Diagnosis of subclavian vein thrombosis is usually made by examination of the vascular structures around the shoulder by ultrasound. This technique is recognised as being one of the most valuable for identifying the condition as it is low cost, non–invasive and quite sensitive. Other investigations including CT and MRI with contrast are sometimes also used to confirm the diagnosis and rule out any other concurrent conditions.
Once the diagnosis is confirmed there are several treatment options available depending on several factors, most importantly time. If the clot is identified early enough there is the possibility that break down of the clot via catheter directed thrombolytics (ie. Putting a catheter into the vein and injecting medication directly onto the clot) can be performed. This would allow the vein to be essentially unblocked and allow blood to return from the arm. If however the clot is not identified within two-three weeks of developing, it will harden and this procedure will not be effective. In this case the first line of treatment is starting an anti-coagulant medication that will prevent the clot from increasing in size and allow the body to begin the process of breaking the clot down. Generally this medication is Warfarin, however there are some newer anti-coagulant medications now available.
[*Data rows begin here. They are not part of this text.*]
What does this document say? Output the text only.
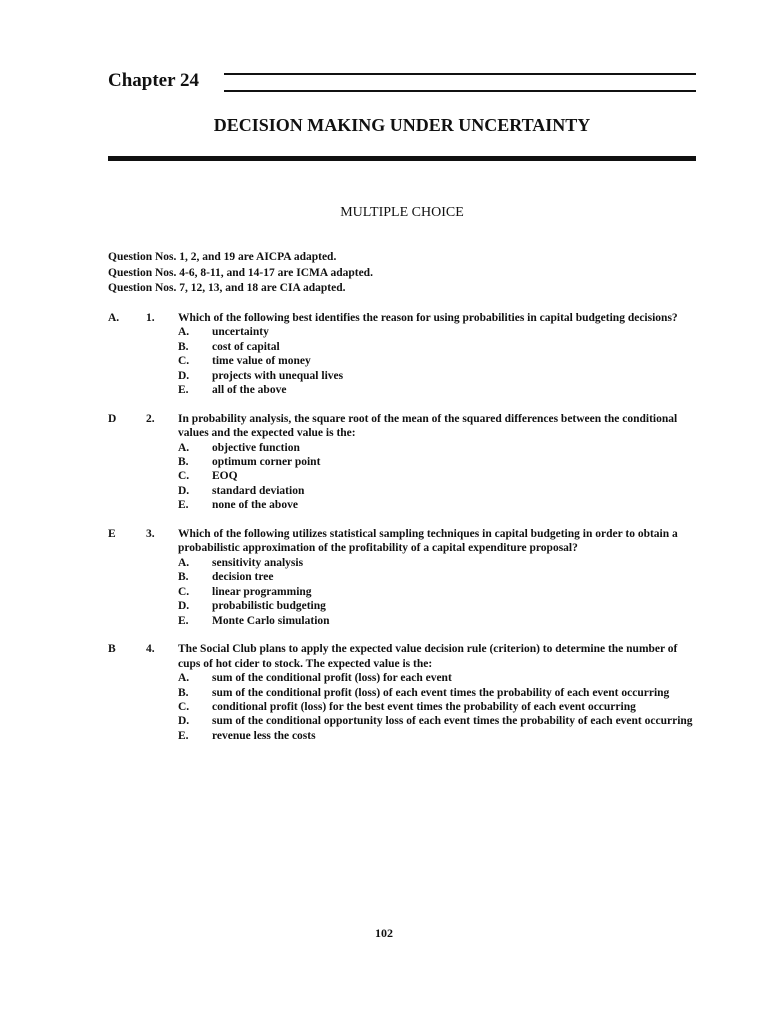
Chapter 24
DECISION MAKING UNDER UNCERTAINTY
MULTIPLE CHOICE
Question Nos. 1, 2, and 19 are AICPA adapted.
Question Nos. 4-6, 8-11, and 14-17 are ICMA adapted.
Question Nos. 7, 12, 13, and 18 are CIA adapted.
A. 1. Which of the following best identifies the reason for using probabilities in capital budgeting decisions?

A. uncertainty
B. cost of capital
C. time value of money
D. projects with unequal lives
E. all of the above
D	2. In probability analysis, the square root of the mean of the squared differences between the conditional values and the expected value is the:

A. objective function
B. optimum corner point
C. EOQ
D. standard deviation
E. none of the above
E	3. Which of the following utilizes statistical sampling techniques in capital budgeting in order to obtain a probabilistic approximation of the profitability of a capital expenditure proposal?

A. sensitivity analysis
B. decision tree
C. linear programming
D. probabilistic budgeting
E. Monte Carlo simulation
B	4. The Social Club plans to apply the expected value decision rule (criterion) to determine the number of cups of hot cider to stock. The expected value is the:

A. sum of the conditional profit (loss) for each event
B. sum of the conditional profit (loss) of each event times the probability of each event occurring
C. conditional profit (loss) for the best event times the probability of each event occurring
D. sum of the conditional opportunity loss of each event times the probability of each event occurring
E. revenue less the costs
102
Surgical invention in some cases is also indicated. Most procedures are directed at increasing the space around the vein to prevent any further compression form occurring. Generally the first rib and surrounding soft tissue are removed. Furthermore the vein itself is normally exposed and the clot removed. As with all surgeries there are risks involved.
In my case the clot was not diagnosed early enough and therefore the treatment option that best suited me was to commence anti-coagulant mediation (Warfarin). The general guidelines for treatment of a deep vein thrombosis (DVT) with anti-coagulants recommend taking the medication for a period of 6 months. This allows time for the body to dissolve the clot and for the vein to return to normal. In this time it is recommended that you avoid any dangerous sports/activities as a side effect of anti-coagulant medication is the risk of increased bleeding. Once 6 months has passed a follow-up ultrasound is preformed to ensure the clot has dissolved.
To ensure that the condition does not return upon return to normal sporting activities, treatments including physiotherapy and strength/conditioning exercises are usually performed. Treatments are aimed at increasing the thoracic outlet space and addressing abnormal movement patterns that may be causing compression of the vein. Most athletes make a full recovery and return to normal sporting activities.
I have been on the anti-coagulant mediation for 2 months and the signs are promising. This is minimal swelling in my arm and I have commenced some light training with no issues. The major part of the rehabilitation process will be addressing my shoulder biomechanics when swimming as this was the activity that I believe triggered the condition initially. Also, I will be examining my bike position to ensure it is was not contributing.
I hope this little overview has given you a bit of information about subclavian vein thrombosis. It is worth nothing that most people think that clots or DVTs only occur in the elderly population. I, for one, certainly did not expect this type of injury to happen to me and consider myself lucky that I had it diagnosed and addresses quite quickly. I will post another quick blog about why athletes are at a higher risk of clots developing then the average person and what they should be on the lookout for to ensure they minimise their risks.